El champiñón es la variedad de seta más comercializada. Es blanco, pequeño y su nombre científico es Agaricus bisporus, de la familia de las agaricaceas. Hechas las presentaciones, un poco de ciencias naturales para conocer sus tres partes: el sombrero, que es la parte carnosa de arriba; el pie es el cilindro que ejerce de tallo; y el himenio, que son esas laminillas radiales bajo el sombrero. Por simplificar: todo se come, siempre que esté limpio. En los últimos años se está incorporando con bastante éxito la variedad Portobello (el champiñón marrón). Nutricionalmente es muy parecido al blanco, pero con un sabor más intenso.
Su cultivo para el consumo arranca en Francia a principios del siglo XX. Un sistema lúgubre que aún perdura: en lugares oscuros y húmedos, como cuevas o sótanos, rodeados de estiércol de caballo y a una temperatura entre 12 y 18ºC. Actualmente, para evitar infecciones, se sustituye el estiércol por otras mezclas higienizadas con residuos agrícolas. Se trata de un cultivo muy agradecido.
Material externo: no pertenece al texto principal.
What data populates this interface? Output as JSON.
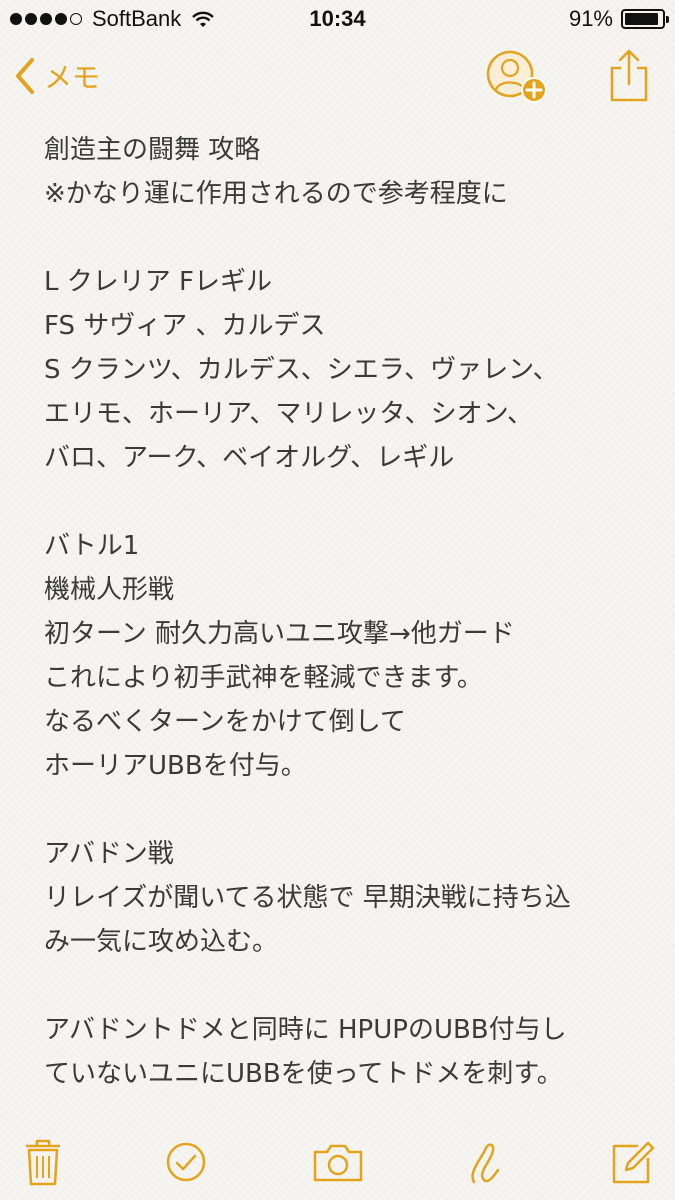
{
  "status_bar": {
    "carrier": "SoftBank",
    "time": "10:34",
    "battery_text": "91%",
    "battery_level": 0.91
  },
  "nav": {
    "back_label": "メモ"
  },
  "note": {
    "lines": [
      "創造主の闘舞 攻略",
      "※かなり運に作用されるので参考程度に",
      "",
      "L クレリア Fレギル",
      "FS サヴィア 、カルデス",
      "S クランツ、カルデス、シエラ、ヴァレン、",
      "エリモ、ホーリア、マリレッタ、シオン、",
      "バロ、アーク、ベイオルグ、レギル",
      "",
      "バトル1",
      "機械人形戦",
      "初ターン 耐久力高いユニ攻撃→他ガード",
      "これにより初手武神を軽減できます。",
      "なるべくターンをかけて倒して",
      "ホーリアUBBを付与。",
      "",
      "アバドン戦",
      "リレイズが聞いてる状態で 早期決戦に持ち込",
      "み一気に攻め込む。",
      "",
      "アバドントドメと同時に HPUPのUBB付与し",
      "ていないユニにUBBを使ってトドメを刺す。"
    ]
  },
  "colors": {
    "accent": "#e3a41c",
    "text": "#3a3a3a",
    "background": "#f6f5f2"
  }
}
O como dicen los agricultores, altamente productivo: en apenas tres o cuatro semanas pueden llegar a obtener tres kilogramos de champiñones por metro cuadrado de lecho.
Aunque están disponibles durante todo el año, su temporada real es la primavera. El champiñón se puede encontrar fresco o en conserva. Una manera de añadir matices frescos, casi térreos al plato, es incorporarlos crudos a las ensaladas. Otra opción es darles un simple paseo por la sartén y ya se dispone de un aperitivo delicioso, solo o arropado por tacos de jamón. También pueden formar parte de cremas, salsas, tapas, menestras, tortillas y guarniciones.
Antes de comer, límpialos bien
A simple vista es fácil reconocer los champiñones más lustrosos. Deben estar blancos, secos y firmes. Cuando empiezan a aparecer manchas oscuras sobre el sombrero es señal de que empiezan a deteriorarse. Lo mismo si al tacto están algo pegajosos, señal de que empieza a aparecer moho. Por su tendencia a enmohecerse, una vez en casa hay que guardarlos en la nevera dentro de una bolsa de papel, nunca en plástico.
Que estén en buen estado no significa que vayan exentos de arenilla y otros restos del terreno donde se cultivaron. Lo primero es limpiarlos. El primer paso es cortar la parte inferior del pie, que donde se acumula la mayor parte de la suciedad. Para el sombrero, lo suyo es echar mano de un cepillo o brocha muy suave y rascar minuciosamente los restos de arena hasta dejarlo impoluto. Hay hasta cepillitos específicos para esta tarea. En caso de ir con prisas, se pueden meter bajo el chorro del fregadero y eliminar la suciedad con la mano. No es la mejor opción, ya que absorberán agua que puede provocar que el guiso acabe en un desastre aguado. Para evitarlo en lo posible, hay que dejarlos secar en un trapo o retirar toda la humedad posible con un papel de cocina. Otra opción in extremis es tirar de la centrifugadora de verduras.
El exceso de agua es el peor enemigo de los champiñones. No se han de poner nunca en remojo: absorberán agua y, al echarlos en la sartén, aquello se convertirá en una sopa irredenta. En cualquier caso, al cocinar es recomendable hacerlo a temperaturas medias y altas para que cualquier exceso de agua se evapore rápidamente y los champiñones queden dorados. De lo contrario, o se cuecen o acaban por quedarse resecos.
Come hasta hincharte por muy pocas calorías
El 91,4% de un champiñón es agua. Solo aporta 26 kilocalorías por cada 100 gramos. Es, por tanto, uno de los bocados más recomendables para quienes desean ver abundancia en el plato, pero no quieren enemistarse con la báscula. Y más teniendo en cuenta su contenido en fibra (2,5 gramos), que aporta sensación de saciedad, un dato a tener en cuenta cuando el problema en una dieta es la sensación de ‘quedarse con hambre’.
El principal micronutriente del champiñón es la niacina o vitamina B3 (4,6 mg), necesaria para el metabolismo energético normal y encargada de reducir la sensación de cansancio. Una ración de 150 gramos cubre aproximadamente el 70% de las necesidades diarias de un adulto para esta vitamina. Además, aporta también el 44% de las recomendaciones diarias para un adulto de riboflavina o vitamina B2 (0,62 mg por ración), la cual influye en el metabolismo del hierro y el mantenimiento de la visión en condiciones normales. En cuanto a los minerales, destaca la presencia de potasio (700 mg/ración) y fósforo (173 mg/ración), el 35% y el 25% de las ingestas recomendadas para un adulto. El primero contribuye a mantener la presión arterial en niveles normales, mientras que el segundo es clave para la salud de los huesos y los dientes.